Traveling for business; you either love it or you hate it. Much of that depends on your life’s circumstances… whether or not you have a family, and whether or not you can get over tight airplanes and strange hotels and still explore new locations. Put differently, a new parent of two probably won’t enjoy having to leave them behind nearly as much as a middle-aged professional whose kids have moved out or a new professional straight out of college with little to no commitments. But often, we don’t have a choice. If your job requires you travel, you do it, whether you enjoy or despise it.

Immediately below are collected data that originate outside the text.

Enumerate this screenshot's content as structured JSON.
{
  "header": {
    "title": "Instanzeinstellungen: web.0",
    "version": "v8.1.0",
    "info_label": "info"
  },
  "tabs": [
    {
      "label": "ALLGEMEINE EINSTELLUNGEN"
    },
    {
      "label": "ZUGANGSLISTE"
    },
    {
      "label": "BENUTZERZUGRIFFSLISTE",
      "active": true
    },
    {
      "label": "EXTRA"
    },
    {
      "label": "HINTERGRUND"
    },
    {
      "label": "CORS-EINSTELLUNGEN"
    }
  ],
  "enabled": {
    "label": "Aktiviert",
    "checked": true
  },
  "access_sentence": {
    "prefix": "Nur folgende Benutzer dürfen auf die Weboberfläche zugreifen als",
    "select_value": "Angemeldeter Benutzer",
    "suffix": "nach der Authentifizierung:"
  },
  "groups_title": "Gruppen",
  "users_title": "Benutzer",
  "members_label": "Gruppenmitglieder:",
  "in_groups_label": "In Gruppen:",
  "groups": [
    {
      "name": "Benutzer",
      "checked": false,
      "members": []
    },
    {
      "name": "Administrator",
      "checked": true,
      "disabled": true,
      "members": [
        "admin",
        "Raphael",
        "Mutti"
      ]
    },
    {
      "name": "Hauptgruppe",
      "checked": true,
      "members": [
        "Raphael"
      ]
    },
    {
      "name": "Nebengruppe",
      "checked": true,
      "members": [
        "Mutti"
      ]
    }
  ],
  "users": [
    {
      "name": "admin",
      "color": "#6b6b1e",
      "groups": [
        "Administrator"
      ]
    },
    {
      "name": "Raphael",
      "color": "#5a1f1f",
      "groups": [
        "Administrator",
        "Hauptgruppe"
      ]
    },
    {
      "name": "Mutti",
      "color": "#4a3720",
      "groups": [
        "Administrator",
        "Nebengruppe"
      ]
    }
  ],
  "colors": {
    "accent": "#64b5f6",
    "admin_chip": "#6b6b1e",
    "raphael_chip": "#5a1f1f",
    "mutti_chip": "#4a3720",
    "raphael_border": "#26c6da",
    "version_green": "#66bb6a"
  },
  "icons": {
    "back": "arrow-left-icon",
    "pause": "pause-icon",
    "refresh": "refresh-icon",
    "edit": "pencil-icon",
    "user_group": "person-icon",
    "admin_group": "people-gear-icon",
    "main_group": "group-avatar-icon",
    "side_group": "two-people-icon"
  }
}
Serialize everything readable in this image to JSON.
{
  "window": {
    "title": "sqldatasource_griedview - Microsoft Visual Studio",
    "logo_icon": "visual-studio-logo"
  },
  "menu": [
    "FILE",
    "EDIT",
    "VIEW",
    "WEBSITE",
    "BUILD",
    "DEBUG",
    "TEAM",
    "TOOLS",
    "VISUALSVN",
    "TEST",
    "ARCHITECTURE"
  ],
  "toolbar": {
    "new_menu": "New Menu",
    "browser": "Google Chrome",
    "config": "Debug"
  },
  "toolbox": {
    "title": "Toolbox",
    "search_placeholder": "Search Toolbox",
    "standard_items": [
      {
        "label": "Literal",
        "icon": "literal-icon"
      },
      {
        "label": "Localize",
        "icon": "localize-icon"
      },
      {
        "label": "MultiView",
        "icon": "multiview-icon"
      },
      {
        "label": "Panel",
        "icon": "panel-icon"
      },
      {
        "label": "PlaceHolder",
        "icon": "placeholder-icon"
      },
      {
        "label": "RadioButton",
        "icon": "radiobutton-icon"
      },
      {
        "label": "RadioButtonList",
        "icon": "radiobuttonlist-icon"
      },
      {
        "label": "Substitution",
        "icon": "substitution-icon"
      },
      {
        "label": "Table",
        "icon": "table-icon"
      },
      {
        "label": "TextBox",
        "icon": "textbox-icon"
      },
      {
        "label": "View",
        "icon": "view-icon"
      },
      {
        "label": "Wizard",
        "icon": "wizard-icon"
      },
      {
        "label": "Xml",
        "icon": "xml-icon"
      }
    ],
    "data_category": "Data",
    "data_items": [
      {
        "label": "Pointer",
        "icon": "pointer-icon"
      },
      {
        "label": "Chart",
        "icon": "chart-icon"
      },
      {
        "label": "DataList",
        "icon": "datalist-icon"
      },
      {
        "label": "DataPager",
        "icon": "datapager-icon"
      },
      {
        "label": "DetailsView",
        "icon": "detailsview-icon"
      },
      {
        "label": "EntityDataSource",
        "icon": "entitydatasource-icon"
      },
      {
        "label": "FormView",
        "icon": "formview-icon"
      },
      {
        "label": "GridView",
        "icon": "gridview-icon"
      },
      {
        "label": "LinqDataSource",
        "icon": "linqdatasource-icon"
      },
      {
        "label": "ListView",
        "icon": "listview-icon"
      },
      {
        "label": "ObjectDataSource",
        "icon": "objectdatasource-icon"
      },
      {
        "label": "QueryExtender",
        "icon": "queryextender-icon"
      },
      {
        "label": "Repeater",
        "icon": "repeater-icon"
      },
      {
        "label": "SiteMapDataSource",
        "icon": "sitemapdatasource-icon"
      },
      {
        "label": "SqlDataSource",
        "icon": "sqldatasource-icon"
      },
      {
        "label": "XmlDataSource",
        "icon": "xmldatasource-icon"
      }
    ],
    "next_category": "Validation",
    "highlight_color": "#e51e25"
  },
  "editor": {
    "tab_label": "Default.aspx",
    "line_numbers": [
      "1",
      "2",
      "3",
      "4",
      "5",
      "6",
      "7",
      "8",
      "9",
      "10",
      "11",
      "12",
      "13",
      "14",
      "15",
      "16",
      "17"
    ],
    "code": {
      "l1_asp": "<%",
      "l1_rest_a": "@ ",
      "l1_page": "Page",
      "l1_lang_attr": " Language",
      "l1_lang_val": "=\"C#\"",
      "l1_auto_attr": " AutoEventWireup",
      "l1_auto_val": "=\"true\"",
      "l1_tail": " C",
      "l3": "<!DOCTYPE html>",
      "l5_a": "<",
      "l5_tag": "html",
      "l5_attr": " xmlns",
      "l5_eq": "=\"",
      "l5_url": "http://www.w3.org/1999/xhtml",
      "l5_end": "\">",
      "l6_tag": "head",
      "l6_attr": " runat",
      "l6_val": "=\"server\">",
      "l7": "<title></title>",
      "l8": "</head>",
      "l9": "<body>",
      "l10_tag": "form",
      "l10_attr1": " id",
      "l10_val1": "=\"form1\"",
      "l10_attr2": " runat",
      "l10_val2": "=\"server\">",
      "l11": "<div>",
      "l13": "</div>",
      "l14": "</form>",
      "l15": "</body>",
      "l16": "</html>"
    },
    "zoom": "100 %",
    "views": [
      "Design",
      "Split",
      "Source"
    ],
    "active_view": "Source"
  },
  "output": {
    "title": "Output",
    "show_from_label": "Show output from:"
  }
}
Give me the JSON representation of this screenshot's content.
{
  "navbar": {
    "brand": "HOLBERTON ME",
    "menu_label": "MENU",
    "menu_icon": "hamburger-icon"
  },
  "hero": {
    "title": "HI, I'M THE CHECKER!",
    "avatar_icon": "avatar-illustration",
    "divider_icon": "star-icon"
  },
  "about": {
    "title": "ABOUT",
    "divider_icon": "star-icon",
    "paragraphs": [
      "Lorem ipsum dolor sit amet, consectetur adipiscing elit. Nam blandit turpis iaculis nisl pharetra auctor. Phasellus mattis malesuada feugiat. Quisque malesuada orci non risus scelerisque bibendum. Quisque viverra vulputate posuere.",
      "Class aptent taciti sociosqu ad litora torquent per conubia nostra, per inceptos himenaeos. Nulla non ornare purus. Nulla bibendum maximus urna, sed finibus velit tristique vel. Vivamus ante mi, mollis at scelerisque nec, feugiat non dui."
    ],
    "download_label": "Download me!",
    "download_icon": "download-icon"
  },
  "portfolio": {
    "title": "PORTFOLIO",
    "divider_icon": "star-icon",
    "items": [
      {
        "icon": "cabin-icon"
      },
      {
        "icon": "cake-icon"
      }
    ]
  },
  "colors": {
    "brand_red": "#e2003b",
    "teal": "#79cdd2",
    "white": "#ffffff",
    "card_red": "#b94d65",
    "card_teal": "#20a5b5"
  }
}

No matter the situation, business travel can be tedious and stressful. Changing hotel rooms, time zones, along with tight schedules, can make rest and enjoyment difficult to come by. To increase your enjoyment and maximize your time, follow these tips for having fun while staying productive in your business travel.
1) Research Your Destinations
First things first: You need to know where going. This is especially helpful because it allows you to understand just what your possibilities are once you arrive at your destination. For instance, a business trip to Atlanta might not sound enticing at first. But upon research, you discover some intriguing possibilities, such as the Olympic Park or the Georgia Aquarium. Depending on the timing of your trip, you might even be able to take in a Falcons or Hawks game! In addition to finding activities that help break up the monotony of your trip, one benefit of this research is also the activity itself. Simply looking for restaurants and things to do around your hotel gets you excited about the upcoming business trip.
2) Understand Your Schedule
Of course, the options your destination offers matter little if the activity can’t fit into your schedule. That’s why, as early as possible, it makes sense to gain a better understanding of exactly when you have to be where, and why. Here, a comprehensive view makes the most sense. An 8 am meeting or presentation does not just have implications for that day, but also the prior evening. A back-loaded schedule, on the other hand, may conflict with the opening hours of some attractions or starting times of events. The more you know about your schedule, the better. And that includes informal activities; for instance, you might be invited to a business dinner with your colleagues or other stakeholders. Map out the duration of your stay to maximize your productivity and enjoy leisure activities.
3) Plan Your Travel Route
Once you know your schedule, the next best step is to plan how you will actually get where you need to be and how long it will take. That’s because, even though you might not realize it, this time can also present some underrated opportunities for enjoyment and relaxation. For instance, you may find the opportunity to relax and start that book you’ve been wanting to read during a long layover. Or you can watch catch up on your most recent Netflix show in your 20 minutes Uber back to the hotel. Knowing your routes will allow you to map out enjoyable and productive ways to spend this time.
All of the above already hints to a single truth: during any business trip, making time for some activities that have nothing to do with your job or the purpose of your travel is possible with some planning. As long as these activities don’t interfere with your duties or schedule, they are a crucial way to alleviate stress, enjoy the trip, and take advantage of visiting different locations. This introduces “bleisure,” which has become an especially popular term in recent years. A combination of the words business and leisure, it describes travel that is an equal part of both—and has the potential to not only work on getting ahead at your job but also toward other life goals.
5) Bring a Guest
As you’re increasing the leisure scale on your trip, why not enjoy it with someone you care about? A major reason seasoned professionals begin to avoid business trips is that it keeps them away from their loved ones. However, that doesn’t have to be the case. In fact, most companies allow for additional travelers as long as their expenses are paid privately and they do not disrupt the purpose of the trip. You can take your significant other, family, or close friends in order to enjoy a new location together while minimizing the negative feelings you would otherwise have about your travels.
6) Minimize Stress Factors
Finally, an important factor that can help you stay productive and enjoy your business travel—minimizing stress factors. You can accomplish this in a few ways. Simply turning on your email and phone away message might help, even if you still answer urgent messages as needed. Thorough preparation before the trip, such as plenty of practice for a big presentation also can be a huge help in reducing stress. Other potential factors include setting a routine that is similar to your everyday life. If you work out at home, try to make time for it during your trip. Eat during your regular times, and plan in buffers for unforeseen events. The more you can normalize the trip for your everyday schedule, the less stress you will experience.
Whether you love or hate the business trips that can define your career, you have the opportunity to improve your experience. The key to business travel success is minimizing stress while balancing productivity.